Uma das coisas mais complicadas em física de altas energias é saber com que precisão uma conta foi feita. Isso porque as previsões de seção de choque são todas feitas em teoria de perturbação e é uma arte estimar a contribuição dos termos que nunca foram calculados, principalmente quando as correções são grandes.
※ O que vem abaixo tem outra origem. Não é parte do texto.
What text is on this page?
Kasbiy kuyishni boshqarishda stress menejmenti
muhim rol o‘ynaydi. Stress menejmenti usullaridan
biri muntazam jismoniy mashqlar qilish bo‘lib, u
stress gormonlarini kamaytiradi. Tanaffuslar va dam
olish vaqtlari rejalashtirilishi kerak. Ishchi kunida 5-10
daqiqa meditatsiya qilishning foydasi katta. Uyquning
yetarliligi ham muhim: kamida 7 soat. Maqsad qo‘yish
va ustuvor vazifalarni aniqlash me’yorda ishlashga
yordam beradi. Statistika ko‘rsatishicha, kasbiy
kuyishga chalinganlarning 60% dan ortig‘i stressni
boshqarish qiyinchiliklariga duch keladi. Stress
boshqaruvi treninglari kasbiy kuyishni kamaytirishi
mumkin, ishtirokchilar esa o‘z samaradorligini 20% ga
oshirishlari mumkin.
É verdade que para a maioria dos processos as correções de ordem superior são pequenas, mas isso não é verdade para produção de Higgs, como esse gráfico roubado de R. Harlander, W. Kilgore; Next-to-Next-to-Leading Order Higgs Production at Hadron Colliders mostra:

O eixo vertical é o assim chamado fator-K que é definido como a razão da seção de choque calculada em ordens superiores de teoria de perturbação para a primeira ordem. Eu não sei se vocês percebem, mas quem faz esse tipo de conta se refere a cada ordem de perturbação como se tivesse usando aritmética de Peano, então LO é a primeira ordem de perturbação, NLO é a segunda, NNLO é a terceira e por aí vai e a razão para isso vai ficar clara em instantes.

Como a seção de choque é calculada em ordem finita de perturbação há uma dependência explícita na escala de renormalização e como seções de choque da QCD dependem de uma parametrização das densidades de momento dos pártons (PDF), há também uma dependência na escala em que essa distribuição é calculada. Variações dessas escalas em uma ordem de teoria de perturbação causam variações que são da ordem de grandeza da próxima ordem. Por isso, uma forma tradicional de calcular a incerteza num cálculo é variar essa escala \mu_0 / \kappa \leq \mu_F,\mu_R \leq \kappa\mu_0.

O gráfico acima mostra as variações para \kappa=2. Você vê que se isso fosse feito em NLO, uma variação que seria considerada em 1\sigma não chegaria ao valor central da seção de choque calculada em NNLO. O principal responsável por essa variação é uma forma de produção de Higgs conhecida como fusão de glúon-glúon (ggf). Esse é um processo que não existe classicamente já que o glúon não tem massa e o Higgs só se acopla a partículas massivas.

Diagrama de Feynman de menor ordem para fusão de glúon-glúon (imagem obtida do site do Harlander, um dos autores do paper citado acima).

Isso quer dizer que o primeiro diagrama que contribui para seção de choque já tem um loop e é de ordem \mathcal{O}(\alpha_s^2) na constante de acoplamento forte. E aqui fica clara a razão pela qual se usa uma numeração à la aritmética de Peano para a ordem em que um processo é calculado: os número ordinais já são usados para especificar a ordem do diagrama na constante de acoplamento.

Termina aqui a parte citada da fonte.